The most impressive feature was probably the positive dynamic between our two guides, and their openness to learn from one another, even as we learned from them. AS much as was possible, we had them both together, though occasionally separately.
We started with a presentation on the history of Zionism and its various movements. Then a presentation on Palestinian nationalism, and the shift from Arab to pan-Islam identity. We drove from Jerusalem to Jaffa-Tel Aviv along Route One, getting an interwoven dialogue of the history of the Israeli War of Independence; the displacement of Palestinians (mostly Muslim) from Israel and of Jews from the Arab countries (in roughly equal numbers); the stories of villages destroyed and of those survived. We visited the old city of Jaffa, the first Jewish neighborhood outside the old city, Neve Tzedek, and ended at Rabin Square, visiting the site of the former Prime Minister’s 1995 assassination.
Oh, and we saw a couple gazelle along the road, too.
Our second day included a presentation by a couple of young workers involved in the Christian Peacemaker Teams based in Hebron, detailing their role as observers of the relationship between the Palestinian locals, Israeli settlers, the IDF and Border Patrol. Lunch at a famous restaurant above Shepherd’s Field, The Tent, was delicious and enlightening,conversation lead as it was by the regional director of the Alliance for Middle East Peace, a “network of organizations that conduct civil society work in conflict transformation, development, coexistence and cooperative activities…among Israelis, Palestinians, Arabs, and Jews.” In the afternoon we visited with a Christian Palestinian and an Israeli Jew, a former Seattleite turned settler, involved in an organization called Roots, which “draws Israelis and Palestinians who, despite living next to each other, are separated by walls of fear- not just fear of each other, but even of the price of peace.” We rounded out the day at the disputed Israeli development at Efrat, located in Judea/West Bank.
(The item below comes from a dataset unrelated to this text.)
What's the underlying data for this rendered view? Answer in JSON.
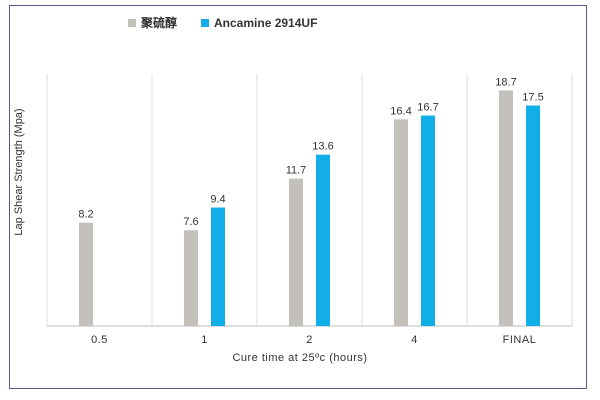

A current population of about 10,000 is split into roughly 20% secular, 20% Haredi (“ultra-Orthodox”), and 60% Orthodox/Observant Jews, it was founded in 1983.
At the end of the day as we gathered for evening prayer, we found Tantur overrun by children. Turns out the seasonal gathering of Kids4Peace had been bumped out of their scheduled location and had had some trouble finding a place – some locations made some members uncomfortable, and unbelievably, some places did not want them. Who could object to kids wanting peace, getting to know each other? It was a beautiful benediction wrapping up a couple of intensive days, and a compelling reminder of what is at stake here in the land called holy.
While still processing much of the information and experience, i am a small step closer to understanding each of the narratives that often seem impossible to come from the same situation. And there are, as in every situation, exceptions and variations. It is also amazing how people living in such a small area,in such close proximity to one another can have so little contact with each other. This is one of the dangers of the current situation. As a couple people have noted, at least the older residents remember living side by side with someone who was “other”. Now, for the millennials, this sort of thing has never been part of their experience. How much easier is it, then, to establish increasingly divergent narratives?